(via Savage Minds) Can a discussion about the use of music in torture shed new perspectives in our debates about the use of anthropological knowledge in torture, askes Kerim Friedman on Savage Minds. Jason Baird Jackson points in his comment to the Society for Ethnomusicology?s position statement on the use of music in torture:
The Society for Ethnomusicology condemns the use of torture in any form. An international scholarly society founded in 1955, the Society for Ethnomusicology (SEM) and its members are devoted to the research, study, and performance of music in all historical periods and cultural contexts. The SEM is committed to the ethical uses of music to further human understanding and to uphold the highest standards of human rights.
The Society is equally committed to drawing critical attention to the abuse of such standards through the unethical uses of music to harm individuals and the societies in which they live.

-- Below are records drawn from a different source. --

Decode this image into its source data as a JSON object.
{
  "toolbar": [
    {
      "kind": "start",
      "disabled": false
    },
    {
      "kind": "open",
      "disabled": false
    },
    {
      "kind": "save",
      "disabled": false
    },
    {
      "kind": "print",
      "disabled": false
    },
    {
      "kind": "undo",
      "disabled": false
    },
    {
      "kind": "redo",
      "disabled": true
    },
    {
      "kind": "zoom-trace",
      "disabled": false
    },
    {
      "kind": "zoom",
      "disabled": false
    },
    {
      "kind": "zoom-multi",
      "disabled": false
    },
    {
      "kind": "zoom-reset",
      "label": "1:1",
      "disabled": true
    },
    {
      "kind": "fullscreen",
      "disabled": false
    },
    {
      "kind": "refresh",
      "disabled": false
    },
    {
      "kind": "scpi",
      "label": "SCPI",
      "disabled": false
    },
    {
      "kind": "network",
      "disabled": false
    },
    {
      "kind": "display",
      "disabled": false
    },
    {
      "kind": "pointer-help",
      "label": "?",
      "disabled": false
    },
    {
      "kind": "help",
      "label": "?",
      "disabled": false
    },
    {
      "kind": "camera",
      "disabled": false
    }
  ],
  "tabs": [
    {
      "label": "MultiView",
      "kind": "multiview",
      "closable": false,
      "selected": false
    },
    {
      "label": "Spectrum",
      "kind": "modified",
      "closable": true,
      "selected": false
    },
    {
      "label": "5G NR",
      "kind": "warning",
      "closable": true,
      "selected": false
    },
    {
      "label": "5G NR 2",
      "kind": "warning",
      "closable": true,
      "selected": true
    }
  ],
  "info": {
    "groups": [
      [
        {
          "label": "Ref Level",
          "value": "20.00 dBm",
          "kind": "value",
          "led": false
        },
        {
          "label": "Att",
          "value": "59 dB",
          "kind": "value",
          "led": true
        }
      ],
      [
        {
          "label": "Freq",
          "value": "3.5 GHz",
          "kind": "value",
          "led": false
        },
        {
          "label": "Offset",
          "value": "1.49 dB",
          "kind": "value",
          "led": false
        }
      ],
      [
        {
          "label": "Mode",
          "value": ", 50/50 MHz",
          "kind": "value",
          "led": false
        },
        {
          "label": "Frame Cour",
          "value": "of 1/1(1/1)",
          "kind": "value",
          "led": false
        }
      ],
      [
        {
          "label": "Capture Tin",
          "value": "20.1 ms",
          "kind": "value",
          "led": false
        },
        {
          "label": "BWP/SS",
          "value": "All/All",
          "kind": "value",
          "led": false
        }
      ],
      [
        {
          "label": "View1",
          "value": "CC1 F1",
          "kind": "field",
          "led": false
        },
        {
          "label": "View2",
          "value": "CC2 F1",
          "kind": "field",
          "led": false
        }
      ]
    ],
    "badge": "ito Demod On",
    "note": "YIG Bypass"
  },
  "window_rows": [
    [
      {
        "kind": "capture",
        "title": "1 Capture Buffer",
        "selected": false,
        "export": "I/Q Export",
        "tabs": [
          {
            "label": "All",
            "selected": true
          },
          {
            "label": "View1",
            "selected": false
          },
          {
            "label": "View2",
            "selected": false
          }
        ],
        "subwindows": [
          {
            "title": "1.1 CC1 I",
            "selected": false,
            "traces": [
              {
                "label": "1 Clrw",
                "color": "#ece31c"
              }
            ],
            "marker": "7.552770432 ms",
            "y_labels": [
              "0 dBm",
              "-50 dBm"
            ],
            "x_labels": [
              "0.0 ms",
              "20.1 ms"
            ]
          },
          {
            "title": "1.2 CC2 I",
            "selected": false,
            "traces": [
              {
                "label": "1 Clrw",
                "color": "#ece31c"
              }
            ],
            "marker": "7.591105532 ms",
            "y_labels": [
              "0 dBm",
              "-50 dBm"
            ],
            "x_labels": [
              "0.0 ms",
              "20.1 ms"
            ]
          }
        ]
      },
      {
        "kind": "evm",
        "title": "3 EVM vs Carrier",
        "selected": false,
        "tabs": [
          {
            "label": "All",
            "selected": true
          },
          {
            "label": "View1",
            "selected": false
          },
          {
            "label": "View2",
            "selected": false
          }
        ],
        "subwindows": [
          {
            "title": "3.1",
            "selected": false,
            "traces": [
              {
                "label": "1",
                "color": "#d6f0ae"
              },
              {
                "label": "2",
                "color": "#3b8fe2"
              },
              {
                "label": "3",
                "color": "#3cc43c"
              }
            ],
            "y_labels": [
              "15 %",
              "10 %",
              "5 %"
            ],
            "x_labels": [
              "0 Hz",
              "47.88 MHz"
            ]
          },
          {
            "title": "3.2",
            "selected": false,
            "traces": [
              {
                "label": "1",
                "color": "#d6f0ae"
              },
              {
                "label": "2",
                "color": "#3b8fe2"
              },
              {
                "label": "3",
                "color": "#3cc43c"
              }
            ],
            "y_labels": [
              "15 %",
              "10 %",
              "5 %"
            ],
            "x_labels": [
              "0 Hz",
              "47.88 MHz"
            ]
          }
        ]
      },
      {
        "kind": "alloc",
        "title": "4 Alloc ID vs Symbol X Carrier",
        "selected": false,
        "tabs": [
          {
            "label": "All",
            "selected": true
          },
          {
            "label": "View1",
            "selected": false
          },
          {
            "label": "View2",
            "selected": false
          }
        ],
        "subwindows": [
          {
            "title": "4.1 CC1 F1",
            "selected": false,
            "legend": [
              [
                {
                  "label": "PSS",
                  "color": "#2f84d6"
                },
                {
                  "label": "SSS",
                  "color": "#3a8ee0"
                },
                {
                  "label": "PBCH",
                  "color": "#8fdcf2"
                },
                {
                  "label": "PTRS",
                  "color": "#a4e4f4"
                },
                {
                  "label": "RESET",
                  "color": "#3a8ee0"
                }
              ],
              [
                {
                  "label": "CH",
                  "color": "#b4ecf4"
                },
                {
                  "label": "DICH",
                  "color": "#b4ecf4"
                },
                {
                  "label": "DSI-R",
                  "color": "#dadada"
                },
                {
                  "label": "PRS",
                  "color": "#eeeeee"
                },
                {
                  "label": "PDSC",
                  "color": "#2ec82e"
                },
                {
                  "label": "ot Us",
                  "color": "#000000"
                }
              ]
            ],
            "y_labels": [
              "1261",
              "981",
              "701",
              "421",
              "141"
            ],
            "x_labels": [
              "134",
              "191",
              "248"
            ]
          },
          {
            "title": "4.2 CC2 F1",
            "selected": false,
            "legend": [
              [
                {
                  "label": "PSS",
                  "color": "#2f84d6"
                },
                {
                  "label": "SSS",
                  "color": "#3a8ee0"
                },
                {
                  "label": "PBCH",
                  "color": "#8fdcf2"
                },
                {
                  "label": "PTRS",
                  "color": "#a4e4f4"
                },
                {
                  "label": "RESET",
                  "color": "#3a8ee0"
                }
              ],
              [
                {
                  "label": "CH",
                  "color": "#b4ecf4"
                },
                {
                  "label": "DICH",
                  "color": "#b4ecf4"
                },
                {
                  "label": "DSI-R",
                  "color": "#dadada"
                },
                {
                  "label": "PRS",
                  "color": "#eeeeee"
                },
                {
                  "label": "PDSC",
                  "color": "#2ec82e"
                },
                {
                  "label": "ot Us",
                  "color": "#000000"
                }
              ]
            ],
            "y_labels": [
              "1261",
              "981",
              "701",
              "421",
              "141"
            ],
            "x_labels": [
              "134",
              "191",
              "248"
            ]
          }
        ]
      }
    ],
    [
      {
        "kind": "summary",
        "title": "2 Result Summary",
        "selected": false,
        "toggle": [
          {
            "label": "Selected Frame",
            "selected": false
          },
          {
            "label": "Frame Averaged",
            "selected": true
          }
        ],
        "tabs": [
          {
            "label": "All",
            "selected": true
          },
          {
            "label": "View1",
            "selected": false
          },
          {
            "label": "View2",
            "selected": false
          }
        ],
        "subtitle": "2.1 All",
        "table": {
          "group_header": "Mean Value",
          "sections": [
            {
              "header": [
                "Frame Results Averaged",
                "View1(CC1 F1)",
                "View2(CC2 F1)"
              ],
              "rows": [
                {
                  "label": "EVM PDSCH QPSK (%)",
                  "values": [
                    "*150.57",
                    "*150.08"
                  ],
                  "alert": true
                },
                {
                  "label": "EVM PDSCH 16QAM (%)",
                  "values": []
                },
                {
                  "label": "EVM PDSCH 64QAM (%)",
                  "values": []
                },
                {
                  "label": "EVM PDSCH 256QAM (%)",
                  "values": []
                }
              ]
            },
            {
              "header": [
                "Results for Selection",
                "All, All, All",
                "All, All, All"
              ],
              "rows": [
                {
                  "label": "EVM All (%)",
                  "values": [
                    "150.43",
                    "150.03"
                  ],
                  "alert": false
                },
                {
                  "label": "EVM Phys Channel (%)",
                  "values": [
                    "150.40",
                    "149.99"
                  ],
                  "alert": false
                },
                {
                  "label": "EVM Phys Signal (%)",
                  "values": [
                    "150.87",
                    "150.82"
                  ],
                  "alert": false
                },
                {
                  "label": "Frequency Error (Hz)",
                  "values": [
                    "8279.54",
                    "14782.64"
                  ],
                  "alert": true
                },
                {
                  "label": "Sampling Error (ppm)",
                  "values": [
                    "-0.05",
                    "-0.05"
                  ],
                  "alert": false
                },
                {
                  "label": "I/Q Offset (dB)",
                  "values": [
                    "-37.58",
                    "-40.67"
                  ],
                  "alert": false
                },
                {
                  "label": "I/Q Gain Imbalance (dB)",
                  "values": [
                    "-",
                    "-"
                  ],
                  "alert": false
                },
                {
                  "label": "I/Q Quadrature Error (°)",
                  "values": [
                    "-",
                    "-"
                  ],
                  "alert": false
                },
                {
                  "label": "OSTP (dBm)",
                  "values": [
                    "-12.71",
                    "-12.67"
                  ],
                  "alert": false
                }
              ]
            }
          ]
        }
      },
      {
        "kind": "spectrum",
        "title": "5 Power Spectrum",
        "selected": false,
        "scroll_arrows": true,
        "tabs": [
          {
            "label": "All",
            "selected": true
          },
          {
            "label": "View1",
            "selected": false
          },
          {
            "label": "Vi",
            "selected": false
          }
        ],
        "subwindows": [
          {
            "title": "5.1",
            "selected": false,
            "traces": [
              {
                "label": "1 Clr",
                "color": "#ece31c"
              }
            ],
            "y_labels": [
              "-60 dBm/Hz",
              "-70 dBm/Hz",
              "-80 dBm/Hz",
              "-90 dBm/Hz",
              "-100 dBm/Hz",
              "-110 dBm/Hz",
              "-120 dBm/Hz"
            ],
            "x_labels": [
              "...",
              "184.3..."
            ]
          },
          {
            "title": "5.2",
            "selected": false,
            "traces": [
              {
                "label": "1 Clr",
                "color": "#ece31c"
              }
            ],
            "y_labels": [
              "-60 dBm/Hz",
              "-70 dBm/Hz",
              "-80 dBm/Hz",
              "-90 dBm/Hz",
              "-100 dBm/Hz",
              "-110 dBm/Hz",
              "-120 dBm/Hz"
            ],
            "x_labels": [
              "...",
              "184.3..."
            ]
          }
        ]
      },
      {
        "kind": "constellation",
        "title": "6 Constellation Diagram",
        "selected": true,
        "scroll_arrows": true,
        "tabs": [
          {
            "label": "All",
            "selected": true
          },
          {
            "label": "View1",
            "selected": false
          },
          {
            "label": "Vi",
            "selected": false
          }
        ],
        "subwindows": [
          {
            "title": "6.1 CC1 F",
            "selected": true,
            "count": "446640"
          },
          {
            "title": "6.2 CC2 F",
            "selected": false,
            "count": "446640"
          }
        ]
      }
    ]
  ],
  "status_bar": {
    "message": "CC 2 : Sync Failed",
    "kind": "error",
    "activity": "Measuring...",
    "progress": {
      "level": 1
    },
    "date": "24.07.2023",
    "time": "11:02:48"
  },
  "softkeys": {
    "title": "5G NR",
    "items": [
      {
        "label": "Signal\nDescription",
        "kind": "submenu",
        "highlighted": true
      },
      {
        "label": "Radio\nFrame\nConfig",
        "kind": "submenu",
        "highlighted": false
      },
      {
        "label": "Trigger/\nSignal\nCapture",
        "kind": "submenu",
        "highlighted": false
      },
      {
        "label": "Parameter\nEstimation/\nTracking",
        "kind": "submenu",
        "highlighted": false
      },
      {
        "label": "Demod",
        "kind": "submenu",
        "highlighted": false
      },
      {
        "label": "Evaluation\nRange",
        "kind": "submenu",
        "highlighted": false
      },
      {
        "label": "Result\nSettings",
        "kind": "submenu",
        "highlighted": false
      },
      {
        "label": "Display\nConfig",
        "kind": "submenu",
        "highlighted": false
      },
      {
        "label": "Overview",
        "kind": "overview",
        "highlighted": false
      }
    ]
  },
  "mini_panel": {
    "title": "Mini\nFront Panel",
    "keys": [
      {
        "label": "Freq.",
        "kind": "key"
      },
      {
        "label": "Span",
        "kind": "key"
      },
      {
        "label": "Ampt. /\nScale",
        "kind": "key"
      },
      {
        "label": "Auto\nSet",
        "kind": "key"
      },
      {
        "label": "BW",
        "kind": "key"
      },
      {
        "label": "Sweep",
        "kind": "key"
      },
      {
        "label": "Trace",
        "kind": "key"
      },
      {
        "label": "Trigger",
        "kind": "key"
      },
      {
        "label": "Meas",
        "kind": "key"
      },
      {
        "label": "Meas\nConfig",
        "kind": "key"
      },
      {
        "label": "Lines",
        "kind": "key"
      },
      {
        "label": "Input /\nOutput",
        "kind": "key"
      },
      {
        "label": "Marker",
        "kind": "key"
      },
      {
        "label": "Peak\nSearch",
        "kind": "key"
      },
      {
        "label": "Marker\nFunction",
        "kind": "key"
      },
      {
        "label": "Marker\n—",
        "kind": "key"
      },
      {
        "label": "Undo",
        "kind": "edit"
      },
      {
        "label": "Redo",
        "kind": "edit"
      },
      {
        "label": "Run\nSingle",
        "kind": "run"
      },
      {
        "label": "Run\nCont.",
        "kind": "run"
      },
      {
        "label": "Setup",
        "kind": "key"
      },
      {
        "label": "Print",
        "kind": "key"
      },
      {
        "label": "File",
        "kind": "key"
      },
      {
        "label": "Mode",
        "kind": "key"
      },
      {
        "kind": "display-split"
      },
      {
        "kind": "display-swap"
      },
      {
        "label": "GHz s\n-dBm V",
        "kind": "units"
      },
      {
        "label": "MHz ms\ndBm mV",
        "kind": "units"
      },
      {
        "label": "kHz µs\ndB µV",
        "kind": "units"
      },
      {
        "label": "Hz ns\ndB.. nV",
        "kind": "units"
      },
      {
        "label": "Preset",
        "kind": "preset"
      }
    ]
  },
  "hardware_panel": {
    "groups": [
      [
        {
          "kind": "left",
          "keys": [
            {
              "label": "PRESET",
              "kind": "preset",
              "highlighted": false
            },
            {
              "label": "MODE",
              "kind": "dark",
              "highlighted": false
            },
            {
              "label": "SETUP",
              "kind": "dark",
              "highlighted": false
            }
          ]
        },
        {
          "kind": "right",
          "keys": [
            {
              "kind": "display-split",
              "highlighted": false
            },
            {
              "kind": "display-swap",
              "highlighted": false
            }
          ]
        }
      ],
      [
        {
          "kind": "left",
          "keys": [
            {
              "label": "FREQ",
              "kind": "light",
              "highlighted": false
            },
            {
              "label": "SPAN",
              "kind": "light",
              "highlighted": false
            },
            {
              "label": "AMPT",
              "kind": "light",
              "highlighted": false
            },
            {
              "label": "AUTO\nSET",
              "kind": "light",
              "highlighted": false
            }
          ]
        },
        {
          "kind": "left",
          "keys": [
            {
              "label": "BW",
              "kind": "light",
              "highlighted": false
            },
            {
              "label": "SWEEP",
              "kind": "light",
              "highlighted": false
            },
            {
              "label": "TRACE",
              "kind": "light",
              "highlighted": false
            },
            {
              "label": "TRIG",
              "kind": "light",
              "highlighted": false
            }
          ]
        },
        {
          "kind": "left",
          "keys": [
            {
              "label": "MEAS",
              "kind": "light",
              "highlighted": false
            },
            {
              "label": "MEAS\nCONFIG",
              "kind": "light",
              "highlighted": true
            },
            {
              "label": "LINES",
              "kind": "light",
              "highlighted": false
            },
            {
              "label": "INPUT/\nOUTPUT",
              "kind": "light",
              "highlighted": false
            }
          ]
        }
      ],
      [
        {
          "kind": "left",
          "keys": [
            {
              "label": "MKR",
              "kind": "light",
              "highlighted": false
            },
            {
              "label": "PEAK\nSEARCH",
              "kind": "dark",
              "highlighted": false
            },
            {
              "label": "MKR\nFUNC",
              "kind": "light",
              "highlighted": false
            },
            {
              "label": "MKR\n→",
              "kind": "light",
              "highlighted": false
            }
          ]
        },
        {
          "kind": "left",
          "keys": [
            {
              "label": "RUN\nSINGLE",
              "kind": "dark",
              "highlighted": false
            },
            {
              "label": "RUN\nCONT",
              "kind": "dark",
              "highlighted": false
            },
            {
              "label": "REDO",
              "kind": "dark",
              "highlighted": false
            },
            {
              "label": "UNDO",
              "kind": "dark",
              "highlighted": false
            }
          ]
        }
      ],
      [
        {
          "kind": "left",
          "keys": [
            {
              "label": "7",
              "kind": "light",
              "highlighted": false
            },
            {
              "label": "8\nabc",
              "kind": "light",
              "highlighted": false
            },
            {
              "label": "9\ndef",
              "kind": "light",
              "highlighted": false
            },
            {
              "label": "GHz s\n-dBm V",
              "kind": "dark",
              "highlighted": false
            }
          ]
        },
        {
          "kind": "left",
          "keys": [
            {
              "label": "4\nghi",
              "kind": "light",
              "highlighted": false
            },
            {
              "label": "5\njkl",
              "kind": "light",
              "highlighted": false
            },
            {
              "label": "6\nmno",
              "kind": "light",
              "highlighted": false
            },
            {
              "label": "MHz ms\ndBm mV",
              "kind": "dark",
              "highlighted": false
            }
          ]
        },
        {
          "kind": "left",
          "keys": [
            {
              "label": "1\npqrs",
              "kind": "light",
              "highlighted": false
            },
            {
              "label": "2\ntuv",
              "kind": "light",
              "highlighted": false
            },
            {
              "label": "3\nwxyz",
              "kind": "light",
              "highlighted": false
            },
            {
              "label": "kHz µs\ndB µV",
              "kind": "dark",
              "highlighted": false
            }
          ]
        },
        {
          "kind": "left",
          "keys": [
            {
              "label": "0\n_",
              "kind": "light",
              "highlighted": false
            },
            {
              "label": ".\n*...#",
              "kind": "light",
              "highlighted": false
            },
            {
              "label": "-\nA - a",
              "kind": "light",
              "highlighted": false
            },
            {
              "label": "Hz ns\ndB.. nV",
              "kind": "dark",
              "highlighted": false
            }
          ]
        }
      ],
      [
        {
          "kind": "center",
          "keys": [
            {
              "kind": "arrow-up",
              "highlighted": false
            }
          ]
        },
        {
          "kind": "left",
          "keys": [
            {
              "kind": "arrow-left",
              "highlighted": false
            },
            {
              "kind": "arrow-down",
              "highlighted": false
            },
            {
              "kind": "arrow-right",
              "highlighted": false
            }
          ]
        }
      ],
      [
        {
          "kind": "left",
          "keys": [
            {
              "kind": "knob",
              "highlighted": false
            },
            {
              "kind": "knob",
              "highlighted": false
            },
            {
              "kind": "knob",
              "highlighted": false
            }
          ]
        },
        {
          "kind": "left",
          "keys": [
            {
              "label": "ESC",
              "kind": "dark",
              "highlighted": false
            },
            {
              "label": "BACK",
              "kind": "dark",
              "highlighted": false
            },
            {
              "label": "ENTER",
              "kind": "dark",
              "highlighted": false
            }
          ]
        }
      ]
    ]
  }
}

The U.S. government and its military and diplomatic agencies has used music as an instrument of abuse since 2001, particularly through the implementation of programs of torture in both covert and overt detention centers as part of the war on terror.
The Society for Ethnomusicology
* calls for full disclosure of U.S. government-sanctioned and funded programs that design the means of delivering music as torture;
* condemns the use of music as an instrument of torture; and
* demands that the United States government and its agencies cease using music as an instrument of physical and psychological torture.
There’s also a link to the paper by by Suzanne Cusick: “Music as Torture, Music as Weapon”, published in Revista Transcultural de Música/Transcultural Music Review 10 (2006) that starts with these lines:
This paper is a first attempt to understand the military and cultural logics on which the contemporary use of music as a weapon in torture and war is based. After briefly tracing the development of acoustic weapons in the late 20th century, and their deployment at the second battle of Falluja in November, 2004, I summarize what can be known about the theory and practice of using music to torture detainees in Afghanistan, Iraq and Guantanamo. I contemplate some aspects of late 20th-century musical culture in the civilian US that resonate with the US security community?s conception of music as a weapon, and survey the way musical torture is discussed in the virtual world known as the blogosphere. Finally, I sketch some questions for further research and analysis.